I don't care about the middle part because I don't know if it matters right now, but what is with the whole "conflicting types for 'keyBoard'" crap? They are the exact same as far as I can tell, and I can't find any help on this topic

Answer 1

According to the error message, your function is defined as:

const char * keyBoard(char hintTxt[30], int maxNumbers, bool multiLine)

But you declare it as:

const char * keyBoard();

These don't match. The declaration has to match the definition:

const char * keyBoard(char hintTxt[30], int maxNumbers, bool multiLine);

Answer 2

You declared the function without its prototype that is the number and types of parameters are unknown

const char * keyBoard();

In this case when the function is called the compiler performs the so-called default argument promotions . And the error message means the following (6.5.2.2 Function calls)

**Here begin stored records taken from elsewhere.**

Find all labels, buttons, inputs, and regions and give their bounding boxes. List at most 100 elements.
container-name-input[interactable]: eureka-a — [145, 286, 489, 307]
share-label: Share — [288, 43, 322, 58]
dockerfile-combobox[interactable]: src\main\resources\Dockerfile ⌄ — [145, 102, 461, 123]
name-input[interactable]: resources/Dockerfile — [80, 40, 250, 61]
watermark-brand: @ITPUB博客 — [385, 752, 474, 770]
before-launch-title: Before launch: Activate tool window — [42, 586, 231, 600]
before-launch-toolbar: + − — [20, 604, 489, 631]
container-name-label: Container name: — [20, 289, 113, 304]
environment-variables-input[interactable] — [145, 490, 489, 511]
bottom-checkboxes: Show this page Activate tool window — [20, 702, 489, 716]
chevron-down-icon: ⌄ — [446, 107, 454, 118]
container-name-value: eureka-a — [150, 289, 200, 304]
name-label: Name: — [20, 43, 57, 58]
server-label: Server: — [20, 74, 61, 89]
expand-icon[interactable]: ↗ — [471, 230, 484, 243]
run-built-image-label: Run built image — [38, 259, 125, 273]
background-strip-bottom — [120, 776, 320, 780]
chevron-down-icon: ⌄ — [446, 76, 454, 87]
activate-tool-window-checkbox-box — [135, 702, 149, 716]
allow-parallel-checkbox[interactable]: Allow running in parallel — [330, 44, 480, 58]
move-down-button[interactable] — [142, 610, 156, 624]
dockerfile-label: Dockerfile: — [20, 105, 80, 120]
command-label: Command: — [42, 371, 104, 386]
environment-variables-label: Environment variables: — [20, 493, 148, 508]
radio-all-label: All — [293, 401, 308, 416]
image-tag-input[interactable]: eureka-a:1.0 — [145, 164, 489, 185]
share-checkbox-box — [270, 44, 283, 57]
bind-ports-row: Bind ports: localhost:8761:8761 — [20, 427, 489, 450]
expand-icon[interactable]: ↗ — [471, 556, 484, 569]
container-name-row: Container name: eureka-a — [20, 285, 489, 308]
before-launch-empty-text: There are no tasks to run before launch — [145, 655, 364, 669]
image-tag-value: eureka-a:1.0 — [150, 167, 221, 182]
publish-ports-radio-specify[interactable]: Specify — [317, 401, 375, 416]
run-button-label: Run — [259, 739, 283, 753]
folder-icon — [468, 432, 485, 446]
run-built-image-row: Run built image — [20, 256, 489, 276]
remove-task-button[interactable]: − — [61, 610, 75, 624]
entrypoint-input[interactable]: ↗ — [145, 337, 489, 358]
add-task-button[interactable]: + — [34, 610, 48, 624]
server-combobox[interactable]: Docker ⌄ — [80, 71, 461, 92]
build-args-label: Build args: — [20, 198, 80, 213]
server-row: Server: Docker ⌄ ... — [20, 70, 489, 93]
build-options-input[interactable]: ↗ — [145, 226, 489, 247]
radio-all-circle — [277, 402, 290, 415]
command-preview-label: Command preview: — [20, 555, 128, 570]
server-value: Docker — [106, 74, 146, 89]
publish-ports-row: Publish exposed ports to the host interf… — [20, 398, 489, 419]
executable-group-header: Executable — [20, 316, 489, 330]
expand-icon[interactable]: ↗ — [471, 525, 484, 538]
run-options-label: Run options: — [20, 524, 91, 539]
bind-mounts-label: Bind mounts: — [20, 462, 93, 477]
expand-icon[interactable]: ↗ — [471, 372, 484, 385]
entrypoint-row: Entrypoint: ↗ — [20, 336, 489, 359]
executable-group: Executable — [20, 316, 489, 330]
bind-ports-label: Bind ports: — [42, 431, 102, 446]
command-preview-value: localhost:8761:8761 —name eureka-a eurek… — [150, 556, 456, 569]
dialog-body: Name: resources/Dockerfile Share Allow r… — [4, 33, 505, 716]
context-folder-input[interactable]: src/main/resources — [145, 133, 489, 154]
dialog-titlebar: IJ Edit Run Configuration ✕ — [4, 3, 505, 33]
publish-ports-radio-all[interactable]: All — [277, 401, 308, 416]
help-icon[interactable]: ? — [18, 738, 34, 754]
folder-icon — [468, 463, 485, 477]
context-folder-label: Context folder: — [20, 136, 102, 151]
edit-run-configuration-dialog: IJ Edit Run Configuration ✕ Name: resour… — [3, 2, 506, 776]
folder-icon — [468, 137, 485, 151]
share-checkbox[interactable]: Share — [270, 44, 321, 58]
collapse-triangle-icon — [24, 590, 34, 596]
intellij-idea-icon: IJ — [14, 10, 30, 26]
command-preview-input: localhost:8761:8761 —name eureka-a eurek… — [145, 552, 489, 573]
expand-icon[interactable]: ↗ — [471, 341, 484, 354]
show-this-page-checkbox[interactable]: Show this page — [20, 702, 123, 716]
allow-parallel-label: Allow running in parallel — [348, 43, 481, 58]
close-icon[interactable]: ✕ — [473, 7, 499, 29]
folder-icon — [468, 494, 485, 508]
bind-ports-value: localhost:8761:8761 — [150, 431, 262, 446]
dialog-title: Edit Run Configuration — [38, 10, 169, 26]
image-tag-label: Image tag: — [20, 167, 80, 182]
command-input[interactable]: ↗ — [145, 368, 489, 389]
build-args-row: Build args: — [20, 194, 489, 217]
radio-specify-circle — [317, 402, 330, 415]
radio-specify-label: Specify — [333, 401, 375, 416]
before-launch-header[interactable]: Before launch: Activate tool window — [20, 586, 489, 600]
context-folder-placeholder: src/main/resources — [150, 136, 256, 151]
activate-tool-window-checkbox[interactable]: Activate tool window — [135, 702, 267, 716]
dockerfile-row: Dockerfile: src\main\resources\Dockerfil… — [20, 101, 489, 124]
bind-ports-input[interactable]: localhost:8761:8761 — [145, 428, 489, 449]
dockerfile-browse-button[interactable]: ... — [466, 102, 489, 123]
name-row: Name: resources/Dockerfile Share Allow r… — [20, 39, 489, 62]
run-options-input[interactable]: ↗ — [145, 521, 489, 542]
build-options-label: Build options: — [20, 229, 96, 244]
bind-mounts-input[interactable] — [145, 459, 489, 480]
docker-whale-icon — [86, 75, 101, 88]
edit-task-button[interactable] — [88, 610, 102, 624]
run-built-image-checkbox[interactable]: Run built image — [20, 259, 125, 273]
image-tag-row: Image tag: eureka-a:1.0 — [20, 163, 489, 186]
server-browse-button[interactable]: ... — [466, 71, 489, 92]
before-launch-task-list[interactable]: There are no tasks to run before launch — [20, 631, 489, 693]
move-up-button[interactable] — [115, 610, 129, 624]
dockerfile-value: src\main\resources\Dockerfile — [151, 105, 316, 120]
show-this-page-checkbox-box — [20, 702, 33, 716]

6 If the expression that denotes the called function has a type that does not include a prototype, the integer promotions are performed on each argument, and arguments that have type float are promoted to double. These are called the default argument promotions ....

You should declare the function specifying its parameters before to call it.

const char * keyBoard(char hintTxt[30], int maxNumbers, bool multiLine);

Take into account that a declaration does not need to match the function definition. You may declare a function without its parameters. But in this case you have to take into account the default argument promotions .